Por
Cecilia Hopkins
Llevar a
escena un clásico del Siglo de Oro español como La dama duende, de
Calderón de la Barca, entraña más de un desafío. Escrita en 1629, esta
pieza de capa y espada contiene enredos y equívocos que podrían resultar
por demás ingenuos para el espectador que no la mire desde una
perspectiva histórica (y en esto conviene considerar que su autor la
compuso principalmente a modo de crítica contra las supersticiones
usuales de la época). Los vericuetos de la trama se gestan a expensas de
una joven viuda que, desoyendo el mandato de sus hermanos, intenta ponerle
fin a su luto enamorando a un caballero desconocido. Pero aunque Doña
Angela se divierte a su antojo haciéndose pasar por un duende para terror
de la servidumbre y sorpresa de su enamorado, su juego no puede ser
considerado como una reivindicación del derecho a la libertad femenina.

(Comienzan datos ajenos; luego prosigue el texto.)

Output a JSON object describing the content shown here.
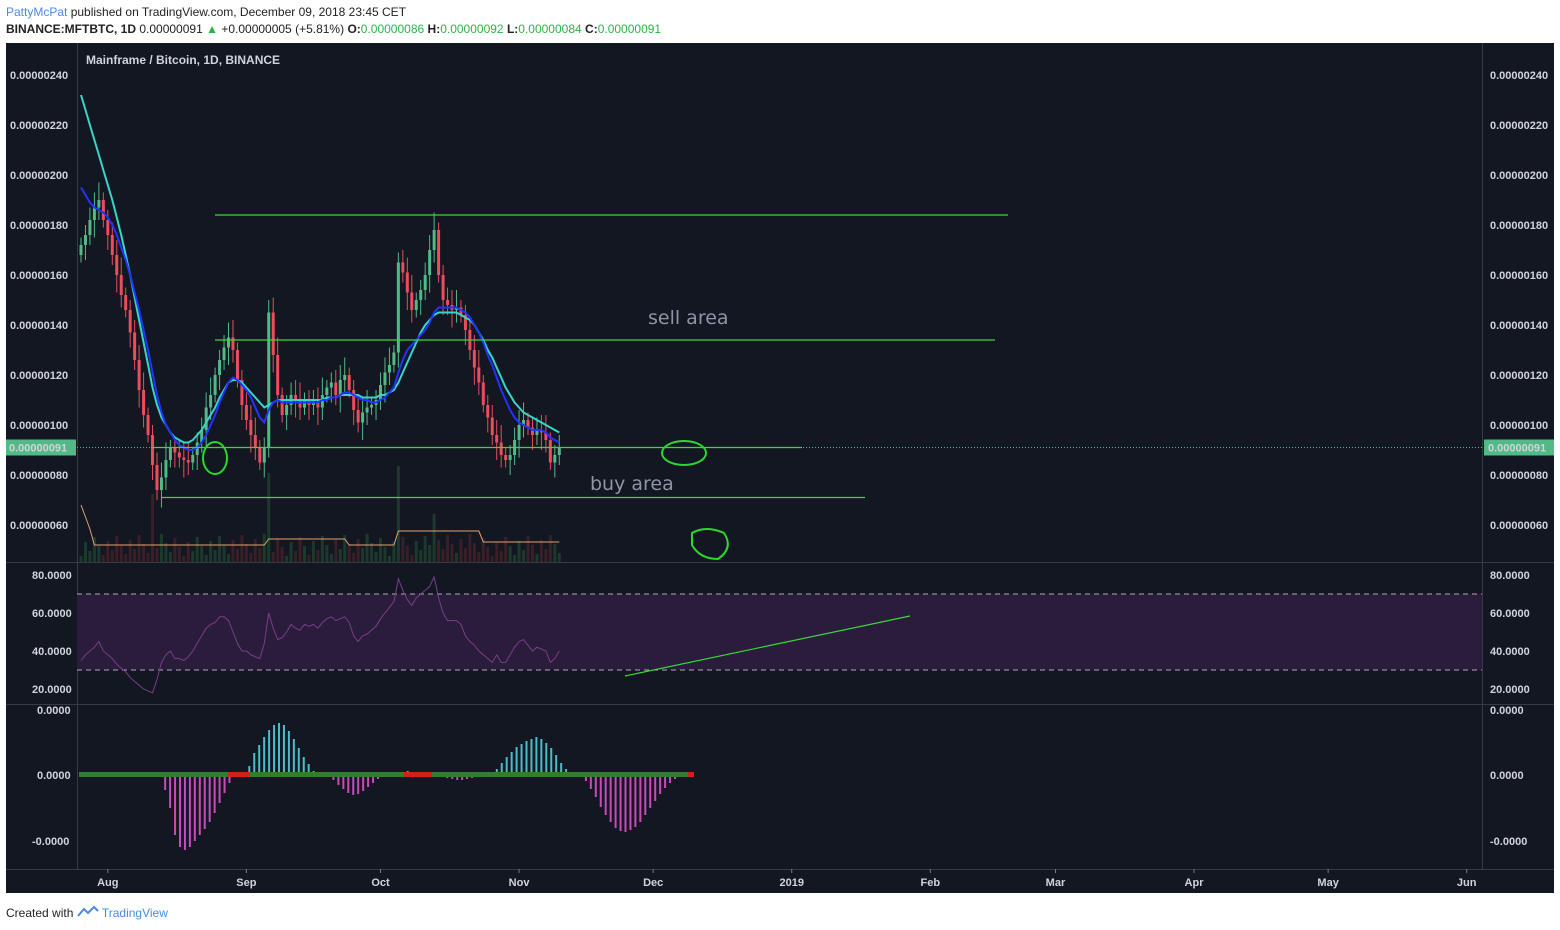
{
  "header": {
    "author": "PattyMcPat",
    "published": "published on TradingView.com, December 09, 2018 23:45 CET",
    "symbol": "BINANCE:MFTBTC, 1D",
    "last": "0.00000091",
    "change": "+0.00000005 (+5.81%)",
    "o_label": "O:",
    "o": "0.00000086",
    "h_label": "H:",
    "h": "0.00000092",
    "l_label": "L:",
    "l": "0.00000084",
    "c_label": "C:",
    "c": "0.00000091"
  },
  "footer": {
    "prefix": "Created with",
    "brand": "TradingView"
  },
  "chart_data": {
    "type": "candlestick",
    "title": "Mainframe / Bitcoin, 1D, BINANCE",
    "x_ticks": [
      "Aug",
      "Sep",
      "Oct",
      "Nov",
      "Dec",
      "2019",
      "Feb",
      "Mar",
      "Apr",
      "May",
      "Jun"
    ],
    "start_date": "2018-07-26",
    "price_axis": {
      "ticks": [
        "0.00000240",
        "0.00000220",
        "0.00000200",
        "0.00000180",
        "0.00000160",
        "0.00000140",
        "0.00000120",
        "0.00000100",
        "0.00000080",
        "0.00000060"
      ],
      "tick_values": [
        240,
        220,
        200,
        180,
        160,
        140,
        120,
        100,
        80,
        60
      ],
      "current_label": "0.00000091",
      "current_value": 91,
      "unit_scale": "1e-8 BTC"
    },
    "price_series": {
      "closes": [
        172,
        176,
        182,
        187,
        190,
        182,
        176,
        168,
        160,
        152,
        146,
        137,
        126,
        114,
        104,
        96,
        84,
        74,
        79,
        86,
        91,
        89,
        87,
        86,
        85,
        88,
        93,
        98,
        107,
        112,
        120,
        126,
        131,
        135,
        130,
        118,
        108,
        102,
        96,
        91,
        85,
        91,
        145,
        128,
        112,
        104,
        108,
        112,
        110,
        107,
        110,
        108,
        109,
        107,
        112,
        115,
        117,
        112,
        118,
        120,
        114,
        106,
        101,
        105,
        107,
        108,
        110,
        116,
        121,
        124,
        129,
        165,
        161,
        153,
        146,
        150,
        154,
        160,
        170,
        178,
        160,
        150,
        148,
        146,
        147,
        144,
        138,
        130,
        123,
        117,
        108,
        103,
        96,
        93,
        88,
        86,
        88,
        94,
        100,
        102,
        99,
        96,
        98,
        97,
        94,
        85,
        88,
        91
      ],
      "ema_fast": [
        195,
        192,
        189,
        187,
        186,
        185,
        183,
        180,
        176,
        171,
        166,
        160,
        153,
        146,
        138,
        130,
        121,
        112,
        105,
        100,
        97,
        94,
        92,
        91,
        90,
        90,
        91,
        93,
        96,
        100,
        104,
        109,
        113,
        117,
        119,
        118,
        116,
        114,
        111,
        107,
        103,
        101,
        106,
        109,
        110,
        109,
        109,
        109,
        109,
        109,
        109,
        109,
        109,
        109,
        110,
        110,
        111,
        111,
        112,
        113,
        113,
        112,
        111,
        110,
        110,
        109,
        109,
        110,
        111,
        113,
        115,
        121,
        126,
        130,
        132,
        134,
        136,
        138,
        141,
        145,
        147,
        147,
        147,
        147,
        147,
        146,
        145,
        143,
        140,
        137,
        133,
        128,
        124,
        119,
        114,
        110,
        106,
        103,
        101,
        100,
        99,
        98,
        98,
        98,
        97,
        95,
        94,
        93
      ],
      "ema_slow": [
        232,
        226,
        220,
        214,
        208,
        202,
        196,
        190,
        183,
        176,
        168,
        160,
        151,
        142,
        133,
        124,
        115,
        108,
        103,
        100,
        97,
        95,
        94,
        93,
        93,
        94,
        96,
        98,
        101,
        104,
        107,
        111,
        114,
        117,
        118,
        118,
        117,
        115,
        113,
        111,
        109,
        107,
        108,
        109,
        110,
        110,
        110,
        110,
        110,
        110,
        110,
        110,
        110,
        110,
        110,
        111,
        111,
        111,
        112,
        112,
        112,
        112,
        112,
        111,
        111,
        111,
        111,
        112,
        112,
        113,
        114,
        117,
        121,
        125,
        129,
        133,
        137,
        140,
        142,
        144,
        145,
        145,
        145,
        145,
        145,
        144,
        143,
        142,
        140,
        137,
        134,
        130,
        127,
        123,
        119,
        115,
        112,
        109,
        107,
        105,
        104,
        103,
        102,
        101,
        100,
        99,
        98,
        97
      ]
    },
    "horizontal_lines": [
      184,
      134,
      91,
      71
    ],
    "annotations": [
      "sell area",
      "buy area"
    ],
    "rsi": {
      "ticks": [
        "80.0000",
        "60.0000",
        "40.0000",
        "20.0000"
      ],
      "tick_values": [
        80,
        60,
        40,
        20
      ],
      "band": [
        30,
        70
      ],
      "values": [
        35,
        38,
        40,
        42,
        45,
        40,
        38,
        36,
        33,
        31,
        29,
        26,
        24,
        22,
        20,
        19,
        18,
        25,
        34,
        38,
        40,
        36,
        36,
        35,
        37,
        40,
        44,
        48,
        52,
        54,
        55,
        58,
        58,
        56,
        50,
        44,
        40,
        40,
        38,
        37,
        36,
        44,
        60,
        52,
        46,
        47,
        50,
        54,
        52,
        51,
        54,
        53,
        54,
        52,
        55,
        57,
        58,
        56,
        57,
        58,
        55,
        48,
        45,
        48,
        49,
        51,
        53,
        57,
        60,
        63,
        66,
        78,
        72,
        67,
        64,
        68,
        70,
        72,
        74,
        79,
        68,
        60,
        56,
        56,
        56,
        54,
        48,
        45,
        43,
        40,
        38,
        36,
        34,
        38,
        34,
        34,
        38,
        42,
        45,
        46,
        43,
        40,
        42,
        41,
        40,
        34,
        36,
        40
      ]
    },
    "macd": {
      "ticks": [
        "0.0000",
        "0.0000",
        "-0.0000"
      ],
      "values": [
        0,
        0,
        0,
        0,
        0,
        0,
        0,
        0,
        0,
        0,
        0,
        0,
        0,
        0,
        0,
        0,
        0,
        -15,
        -33,
        -60,
        -72,
        -75,
        -72,
        -66,
        -60,
        -54,
        -47,
        -38,
        -28,
        -18,
        -8,
        0,
        0,
        0,
        9,
        22,
        30,
        38,
        45,
        50,
        52,
        50,
        44,
        36,
        27,
        18,
        11,
        4,
        0,
        0,
        0,
        -5,
        -10,
        -14,
        -18,
        -20,
        -19,
        -16,
        -12,
        -8,
        -4,
        0,
        0,
        0,
        0,
        3,
        4,
        3,
        0,
        0,
        0,
        0,
        0,
        -2,
        -3,
        -4,
        -5,
        -5,
        -4,
        -3,
        -2,
        0,
        0,
        0,
        6,
        12,
        18,
        23,
        28,
        31,
        34,
        36,
        38,
        36,
        32,
        27,
        20,
        12,
        6,
        0,
        0,
        0,
        -6,
        -14,
        -22,
        -32,
        -40,
        -47,
        -53,
        -56,
        -57,
        -55,
        -52,
        -47,
        -40,
        -33,
        -26,
        -19,
        -13,
        -8,
        -4,
        -2,
        0
      ]
    }
  },
  "colors": {
    "bg": "#131722",
    "up": "#53b987",
    "down": "#eb4d5c",
    "ema_fast": "#2232ff",
    "ema_slow": "#37d6c8",
    "hline": "#3bd93b",
    "volume_ma": "#e0a070",
    "rsi_line": "#7e3a8c",
    "rsi_band": "#2a1d3b",
    "macd_pos": "#4bbcc8",
    "macd_neg": "#c84bb9",
    "signal": "#2f7f2f"
  }
}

Después de todo, la protagonista solamente podrá cambiar radicalmente de
vida siempre que salga de la casa de un modo honorable, es decir,
convenientemente casada.
Pero más allá de lo estrictamente argumental, el mayor de los
riesgos de La dama duende radica en que está escrita en verso y que
precisa, por lo tanto, de intérpretes que acrediten cierto entrenamiento
en la materia. La versión que el director y régie Daniel Suárez Marzal
acaba de estrenar en los jardines del Museo Fernández Blanco (un marco
ideal para este tipo de propuestas) cuenta con un elenco joven (de allí
el nombre del grupo, Los Sub 30) parejo en bríos, pero desparejo en el
manejo de los textos. Y no se trata de una cuestión de edad (lo prueban
las dificultades que demostraron en el mismo tema algunos de los actores
experimentados que participaron de La vida es sueño, del mismo Calderón,
conducida por el mismo director). Se puede destacar que del elenco fluyen
en sus personajes Florencia Saraví Medina, en el rol protagónico, María
Colloca, en el papel de su criada y de modo menos parejo, Claudio
Tolcachir y Pablo Finamore, que encarnan la contrapareja masculina
compuesta de amo y criado. De todos modos, la puesta acierta en la dirección
musical de Nicolás Bernazzani y en la ruptura parcial de la estética de
la época que Suárez Marzal se propone, y que consigue a través de los
objetos de acrílico diseñados por Horacio Pigozzi.